IMF, rethink Kenya’s debt sustainability

Signage of IMF at the International Monetary Fund (IMF) headquarters in Washington, DC. FILE PHOTO | AFP

One of the hottest debates today is whether Kenya’s public debt remains sustainable. Debt sustainability analysis is simply forming expectations about the future performance of a country’s debt repayment.

Analysts and credit-rating agencies forecast that Kenya’s public debt is unsustainable and it is time the Treasury re-assessed our debt sustainability trajectory.

On the hand, the Treasury holds that Kenya’s public debt remains sustainable, a position the Treasury Cabinet Secretary reiterated in his budget statement last week. To showcase their confidence in the country’s debt sustainability, Kenya will be borrowing a record Sh930 billion in the coming financial year. This confidence is backed by the IMF which also holds the same position that the country’s debt remains sustainable.

Before we get into the question of debt sustainability, there is one inconsistency in the budget. In the recent IMF Country Status Report, the Treasury planned to float Eurobonds amounting to Sh781 billion within 18 months from April, with Sh550 billion going exclusively to debt management.

So far, Kenya plans to float a Eurobond before the end of this financial year which is end of June. But in the budget, the Treasury states that external debt redemption is only Sh262 billion.

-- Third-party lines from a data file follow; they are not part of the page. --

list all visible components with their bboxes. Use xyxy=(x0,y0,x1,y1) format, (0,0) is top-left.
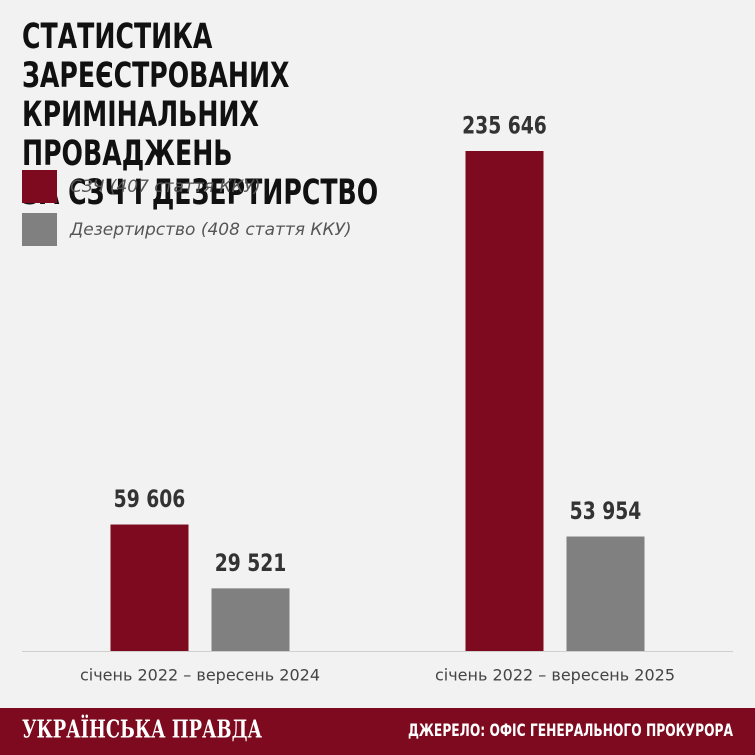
legend-swatch xyxy=(22,170,57,203)
value-label: 53 954 xyxy=(570,498,642,526)
brand: УКРАЇНСЬКА ПРАВДА xyxy=(22,715,262,744)
legend-label: СЗЧ (407 стаття ККУ) xyxy=(70,177,261,197)
x-tick-label: січень 2022 – вересень 2025 xyxy=(435,666,675,685)
x-tick-label: січень 2022 – вересень 2024 xyxy=(80,666,320,685)
bar xyxy=(465,151,544,651)
bar xyxy=(211,588,290,651)
source: ДЖЕРЕЛО: ОФІС ГЕНЕРАЛЬНОГО ПРОКУРОРА xyxy=(408,721,734,741)
legend-label: Дезертирство (408 стаття ККУ) xyxy=(69,220,352,240)
bar xyxy=(110,524,189,651)
bar xyxy=(566,536,645,651)
value-label: 29 521 xyxy=(215,550,287,578)
value-label: 59 606 xyxy=(114,486,186,514)
value-label: 235 646 xyxy=(462,113,547,141)
footer-bar xyxy=(0,708,755,755)
legend-swatch xyxy=(22,213,57,246)
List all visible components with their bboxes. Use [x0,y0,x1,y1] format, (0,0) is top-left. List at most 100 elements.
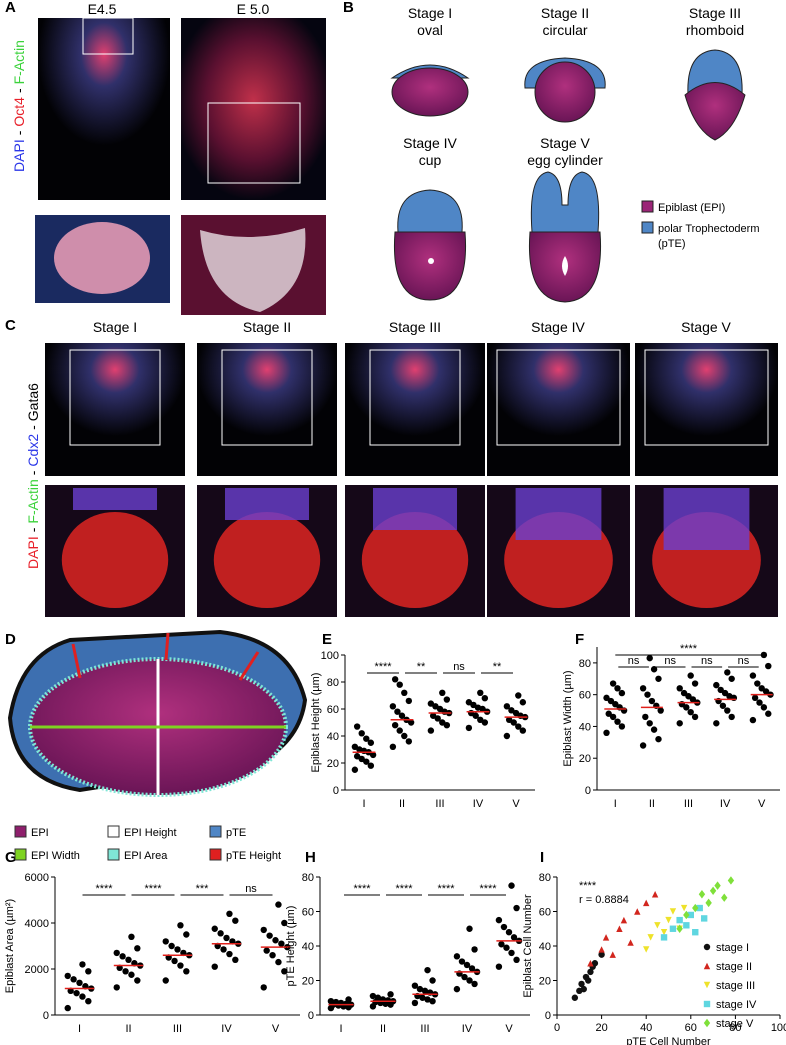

If Treasury plans to refinance only Sh262 billion worth of foreign debt, does that mean Sh519 billion is what it plans to borrow before the close of this financial year? Or has the Treasury disembarked from the IMF debt management programme?

On Kenya’s debt sustainability, the IMF is misleading the Treasury, though this is not new. The IMF has a history of inaccurately forecasting economies in distress; Greece in 2010-2012 and Argentina in 2018-2020.

First, to conduct a quality debt sustainability analysis, it is crucial to accurately forecast a country’s economic growth prospects to determine capacity to respond to its repayment obligation. But both the Treasury and IMF always have an optimism bias when modelling economic growth prospects. In this financial year, despite being knee-deep in a global pandemic that shut nearly all sectors of the economy, the Treasury had its growth target at more than three percent.

In the coming financial year, the Treasury has a growth prospect of 6.3 percent and believes we will achieve it even before we achieve herd immunity.

Second, IMF’s debt sustainability analysis framework has been noted to have a significant weakness, the reason for its late detection of economies in debt distress.

Its debt sustainability analysis framework separates balance of payment from the assessment of public debt sustainability. It uses a single template, which is public debt to GDP as the main indicator, regardless of the domestic and external vulnerabilities. For the IMF, if a country’s debt level allows them to roll over matured debt at low risks and enhance growth potential, then the country is on a sustainable path.

Debt servicing cost-to-revenue and foreign debt servicing cost-to-exports, which looks at a country’s vulnerability do not really matter. This is the reason the IMF in its country-status report said Kenya’s public debt is sustainable and at the same time high risk of distress.

Reality is that Kenya is already in debt distress; the recent Institute of Economic Affairs (IEA) Budget Focus Report notes that even though Kenya has not broken the public debt-to-GDP threshold of 74 percent, which is now 63.4 percent in 2021, we have breached the public debt to revenue and grants threshold of 300 percent by 56 percent to stand at 356 percent in 2021.

We have also breached the debt service to revenue and grant ratio threshold which is 30 percent by 38 percent to stand at 68 percent in 2021.

So, it is true that we are two financial years away from a crash as noted by the IEA chief executive Kwame Owino, and IMF will be late to call it.